Many musical performances that project across public space are socially inclusive. But as Martin Stokes (1994:9) reminds us, so too can the crashing sound of one group be a deliberate ploy to enforce the boundaries between groups. Such inclusive and exclusive ploys and their effects also featured at Sosrowijayan-based musical groups' rehearsals and public performances. One example of this in the kampung was the long-running kroncong group, which rehearsed most Saturday evenings in the Old Woodpecker restaurant at the north end of Gang One. Friends and relatives often sat in, sometimes taking the lead singer role, all of which helped to elevate the atmosphere from that of a formal rehearsal to a music-oriented social gathering.
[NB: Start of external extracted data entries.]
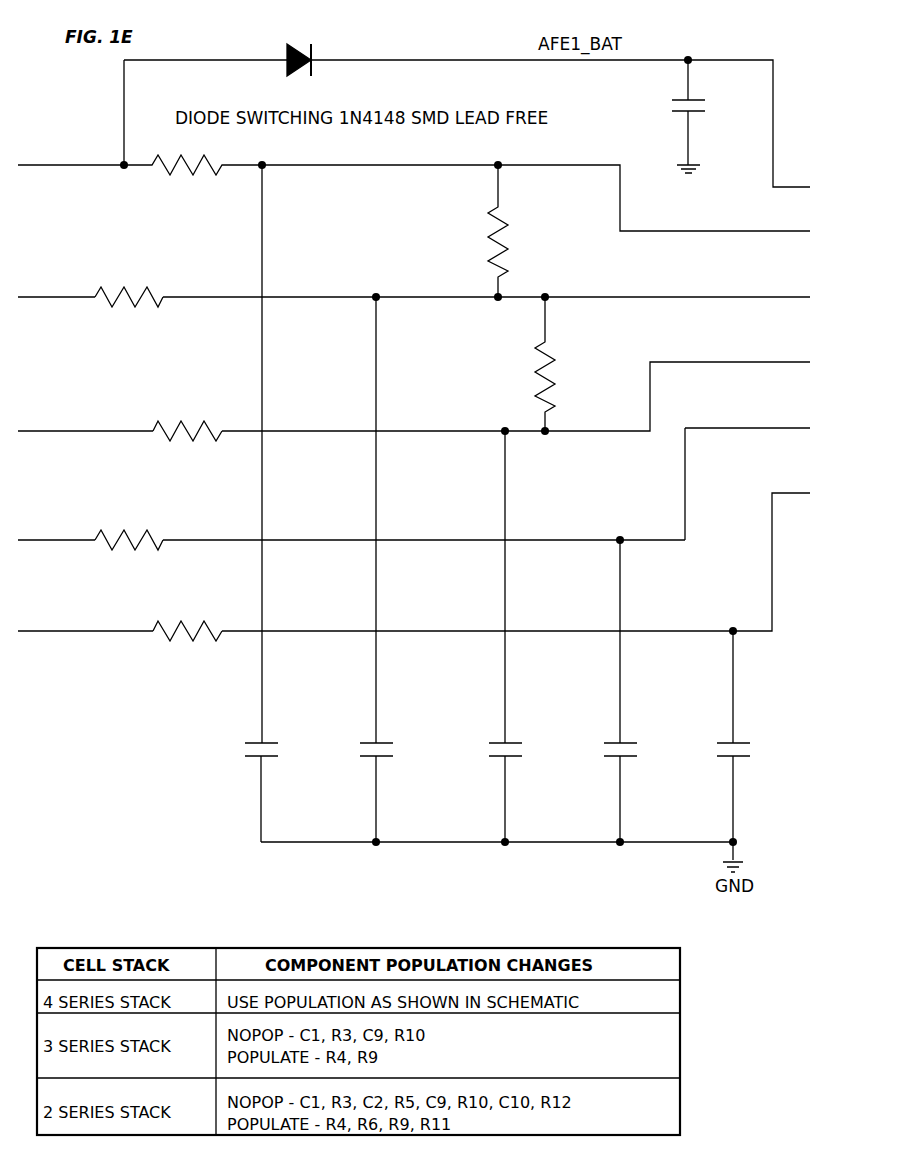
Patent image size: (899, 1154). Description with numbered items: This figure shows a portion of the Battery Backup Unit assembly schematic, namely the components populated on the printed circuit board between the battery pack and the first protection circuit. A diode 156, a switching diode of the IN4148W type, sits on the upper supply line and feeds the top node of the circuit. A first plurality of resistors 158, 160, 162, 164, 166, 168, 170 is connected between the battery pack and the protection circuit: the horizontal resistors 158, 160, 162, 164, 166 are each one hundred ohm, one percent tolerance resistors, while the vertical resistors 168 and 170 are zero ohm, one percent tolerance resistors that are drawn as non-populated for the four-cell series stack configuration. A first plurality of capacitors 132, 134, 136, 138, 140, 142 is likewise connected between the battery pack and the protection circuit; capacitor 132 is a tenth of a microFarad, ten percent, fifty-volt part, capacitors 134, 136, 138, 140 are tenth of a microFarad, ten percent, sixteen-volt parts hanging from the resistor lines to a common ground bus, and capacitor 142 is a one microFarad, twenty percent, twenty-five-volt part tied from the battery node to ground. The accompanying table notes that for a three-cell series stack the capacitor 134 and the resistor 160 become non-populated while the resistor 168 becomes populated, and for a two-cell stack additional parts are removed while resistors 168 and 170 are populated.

The capacitor 132 is at (223, 511).
The capacitor 134 is at (334, 584).
The capacitor 136 is at (464, 651).
The capacitor 138 is at (579, 706).
The capacitor 140 is at (693, 751).
The capacitor 142 is at (701, 128).
The diode 156 is at (265, 59).
The resistor 158 is at (202, 174).
The resistor 160 is at (132, 304).
The resistor 162 is at (175, 434).
The resistor 164 is at (132, 546).
The resistor 166 is at (175, 637).
The non-populated resistor 168 is at (519, 231).
The non-populated resistor 170 is at (565, 364).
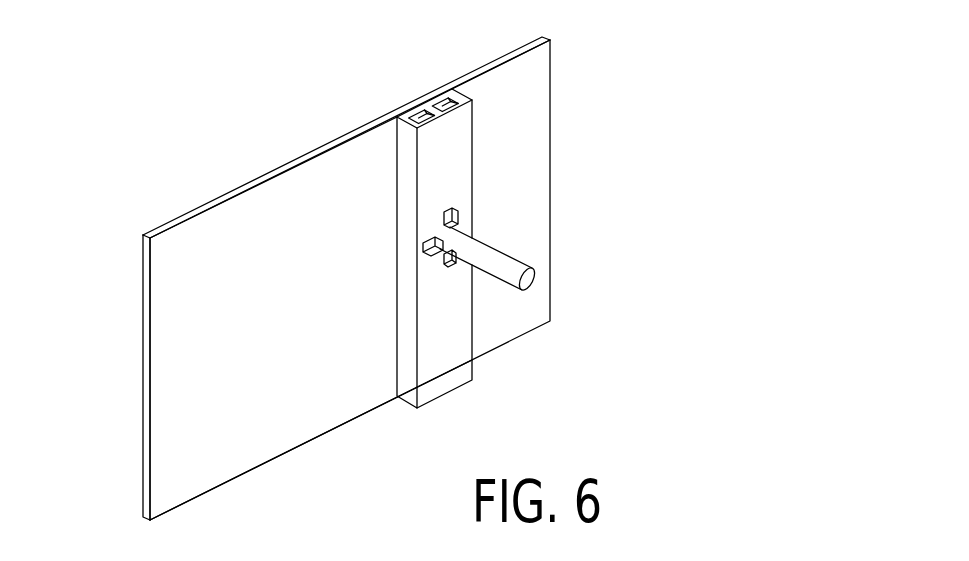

During my research however, passing pengamen in Sosrowijayan did not join the Old Woodpecker gatherings, even though they shared the repertoire. Furthermore, becak drivers and street guides seldom if ever participated in these sessions. By contrast, a couple of groups I was introduced to shared more in common with becak drivers and street guides respectively, and thereby warrant attention here. These were the Sekar Wuyung and Shower Bands.
THE SEKAR WUYUNG GROUP
I first saw Sekar Wuyung perform outside the Sultan's Palace, and later came to know them in Sosrowijayan. They rehearsed on Thursdays and Sundays from two until five-thirty pm at Pak Wawan's under-patronised guesthouse along an alleyway between Gang Two and the red-light area. There were 15 members, including the singers, most of whom were in their mid-30s or older. Reflecting the influence of context on intersections between taste and genre outlined earlier, the term they applied to their repertoire alternated between campursari and dangdut Jawa. The group's founder and manager owned two hotels in the area, and was attempting to buy and incorporate a set of gamelan instruments. Given that Sosrowijayan no longer had a gamelan set, this was a particularly popular prospect among regionalists. In the meanwhile the instruments, all played by men, included the keyboard and the tabla-style drums typical of a dangdut group (Sedyawati 1998:128; Weintraub 2010), and Udin on mandolin (cuk) added a kroncong sound.